16/08/2008
Le sanglot de l'homme blanc
le 16 août 2008
Messieurs,
Fascinante la « rétrolecture » du « Sanglot de l’homme blanc » publié en 1983 par Pascal Bruckner (Le Monde du 15 août). Philippe Bernard se gausse de « ce traité de culpabilité occidental » alors que depuis des décennies Le Monde appelle à repentance, charge le colonialisme de tous les maux et nous fait à longueur d’année larmoyer pour des histoires plus épouvantables les unes que les autres de pauvres immigrés poursuivis par une police impitoyable, vivant dans des conditions insupportables, persécutés, exploités par des employeurs rapaces.
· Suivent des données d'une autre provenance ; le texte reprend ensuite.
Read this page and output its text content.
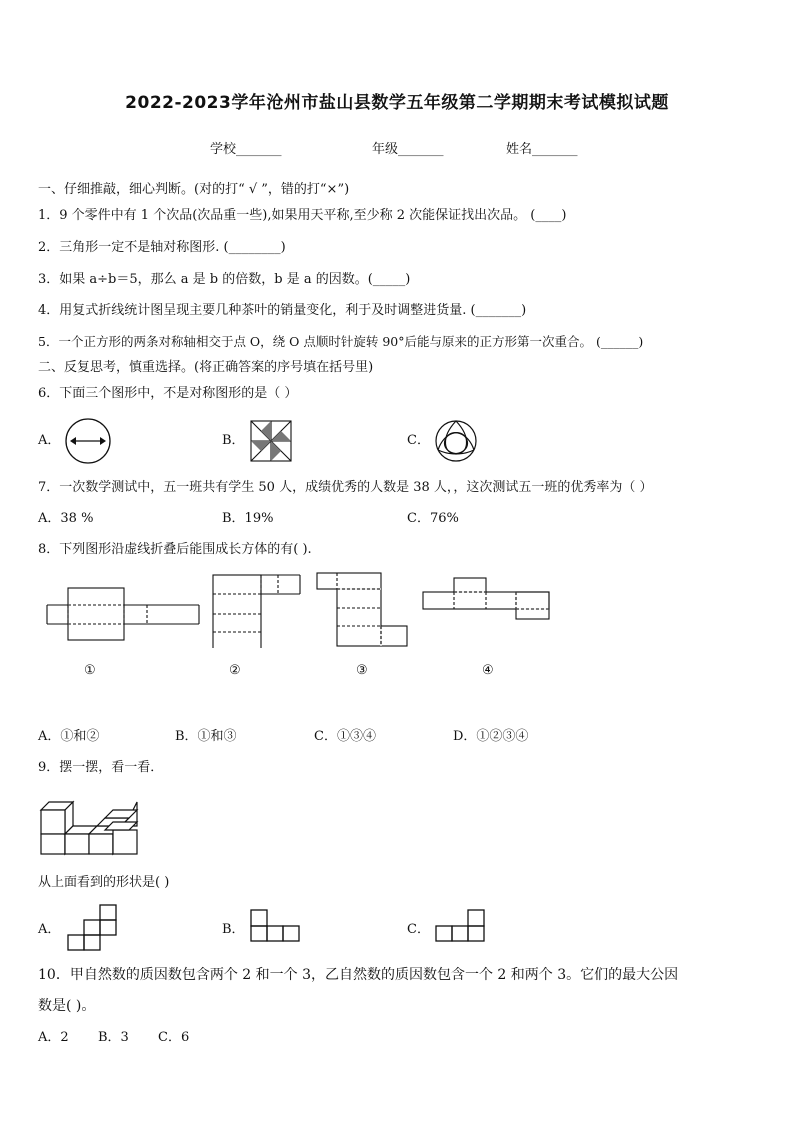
2022-2023学年沧州市盐山县数学五年级第二学期期末考试模拟试题
学校_______	年级_______	姓名_______
一、仔细推敲，细心判断。(对的打“ √ ”，错的打“×”)
1．9 个零件中有 1 个次品(次品重一些),如果用天平称,至少称 2 次能保证找出次品。 (____)
2．三角形一定不是轴对称图形. (________)
3．如果 a÷b＝5，那么 a 是 b 的倍数，b 是 a 的因数。(_____)
4．用复式折线统计图呈现主要几种茶叶的销量变化，利于及时调整进货量. (_______)
5．一个正方形的两条对称轴相交于点 O，绕 O 点顺时针旋转 90°后能与原来的正方形第一次重合。 (______)
二、反复思考，慎重选择。(将正确答案的序号填在括号里)
6．下面三个图形中，不是对称图形的是（ ）
A．	B．	C．
7．一次数学测试中，五一班共有学生 50 人，成绩优秀的人数是 38 人，，这次测试五一班的优秀率为（ ）
A．38 %	B．19%	C．76%
8．下列图形沿虚线折叠后能围成长方体的有( ).
①	②	③	④
A．①和②	B．①和③	C．①③④	D．①②③④
9．摆一摆，看一看．
从上面看到的形状是( )
A．	B．	C．
10．甲自然数的质因数包含两个 2 和一个 3，乙自然数的质因数包含一个 2 和两个 3。它们的最大公因
数是( )。
A．2 B．3 C．6
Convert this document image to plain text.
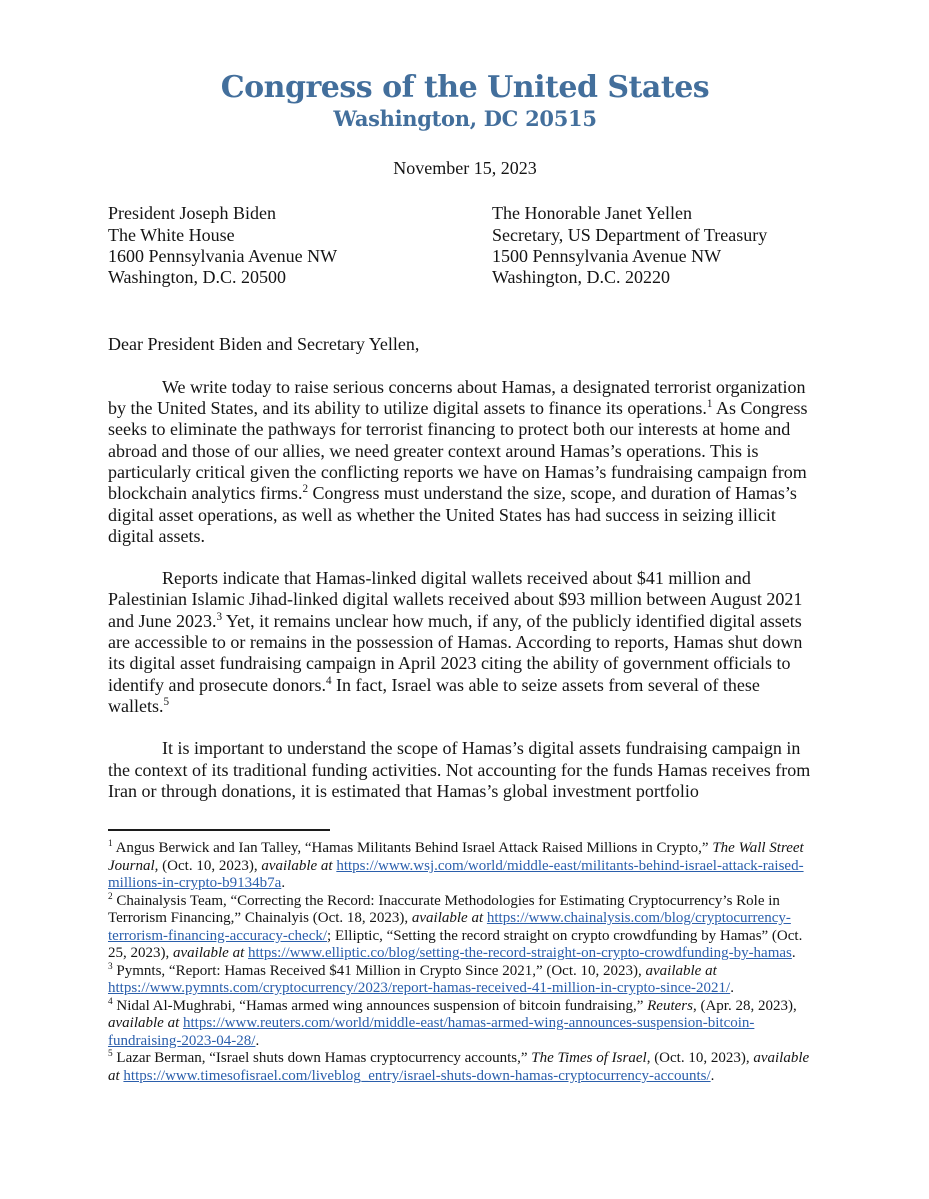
Congress of the United States
Washington, DC 20515
November 15, 2023
President Joseph Biden
The White House
1600 Pennsylvania Avenue NW
Washington, D.C. 20500
The Honorable Janet Yellen
Secretary, US Department of Treasury
1500 Pennsylvania Avenue NW
Washington, D.C. 20220
Dear President Biden and Secretary Yellen,

We write today to raise serious concerns about Hamas, a designated terrorist organization by the United States, and its ability to utilize digital assets to finance its operations.$^1$ As Congress seeks to eliminate the pathways for terrorist financing to protect both our interests at home and abroad and those of our allies, we need greater context around Hamas’s operations. This is particularly critical given the conflicting reports we have on Hamas’s fundraising campaign from blockchain analytics firms.$^2$ Congress must understand the size, scope, and duration of Hamas’s digital asset operations, as well as whether the United States has had success in seizing illicit digital assets.

Reports indicate that Hamas-linked digital wallets received about $41 million and Palestinian Islamic Jihad-linked digital wallets received about $93 million between August 2021 and June 2023.$^3$ Yet, it remains unclear how much, if any, of the publicly identified digital assets are accessible to or remains in the possession of Hamas. According to reports, Hamas shut down its digital asset fundraising campaign in April 2023 citing the ability of government officials to identify and prosecute donors.$^4$ In fact, Israel was able to seize assets from several of these wallets.$^5$

It is important to understand the scope of Hamas’s digital assets fundraising campaign in the context of its traditional funding activities. Not accounting for the funds Hamas receives from Iran or through donations, it is estimated that Hamas’s global investment portfolio

$^1$ Angus Berwick and Ian Talley, “Hamas Militants Behind Israel Attack Raised Millions in Crypto,” The Wall Street Journal, (Oct. 10, 2023), available at https://www.wsj.com/world/middle-east/militants-behind-israel-attack-raised-millions-in-crypto-b9134b7a.
$^2$ Chainalysis Team, “Correcting the Record: Inaccurate Methodologies for Estimating Cryptocurrency’s Role in Terrorism Financing,” Chainalyis (Oct. 18, 2023), available at https://www.chainalysis.com/blog/cryptocurrency-terrorism-financing-accuracy-check/; Elliptic, “Setting the record straight on crypto crowdfunding by Hamas” (Oct. 25, 2023), available at https://www.elliptic.co/blog/setting-the-record-straight-on-crypto-crowdfunding-by-hamas.
$^3$ Pymnts, “Report: Hamas Received $41 Million in Crypto Since 2021,” (Oct. 10, 2023), available at https://www.pymnts.com/cryptocurrency/2023/report-hamas-received-41-million-in-crypto-since-2021/.
$^4$ Nidal Al-Mughrabi, “Hamas armed wing announces suspension of bitcoin fundraising,” Reuters, (Apr. 28, 2023), available at https://www.reuters.com/world/middle-east/hamas-armed-wing-announces-suspension-bitcoin-fundraising-2023-04-28/.
$^5$ Lazar Berman, “Israel shuts down Hamas cryptocurrency accounts,” The Times of Israel, (Oct. 10, 2023), available at https://www.timesofisrael.com/liveblog_entry/israel-shuts-down-hamas-cryptocurrency-accounts/.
Comme vous l’écrivez « les larmes moquées par Pascal Bruckner ont imprégné la plupart des grandes controverses hexagonales de ce dernier quart de siècle »
Quel aveu pour qui vous lit depuis des années ; mais alors comptez vous changer votre jugement ? Que nenni, vous allez ressortir les mêmes excuses absolutoires pour justifier les pires agressions, appeler à la régularisation de familles inassimilables, plaider pour une immigration à tout va . Je n’ose espérer une prise de conscience salutaire et pourtant, comme vous dites ce ne sont que de « vaines pleurnicheries » .
Considération distinguée
16:47 Publié dans actualites | Lien permanent | Commentaires (0)
13/08/2008
Poutine ou Bush
le 12 aout 2008
Messieurs,
Vladimir Poutine étant votre actuelle bête noire, il va de soi que vous en faites le responsable de la situation en Géorgie, alors que l’agresseur est à l’évidence Mikheil Saakachvili.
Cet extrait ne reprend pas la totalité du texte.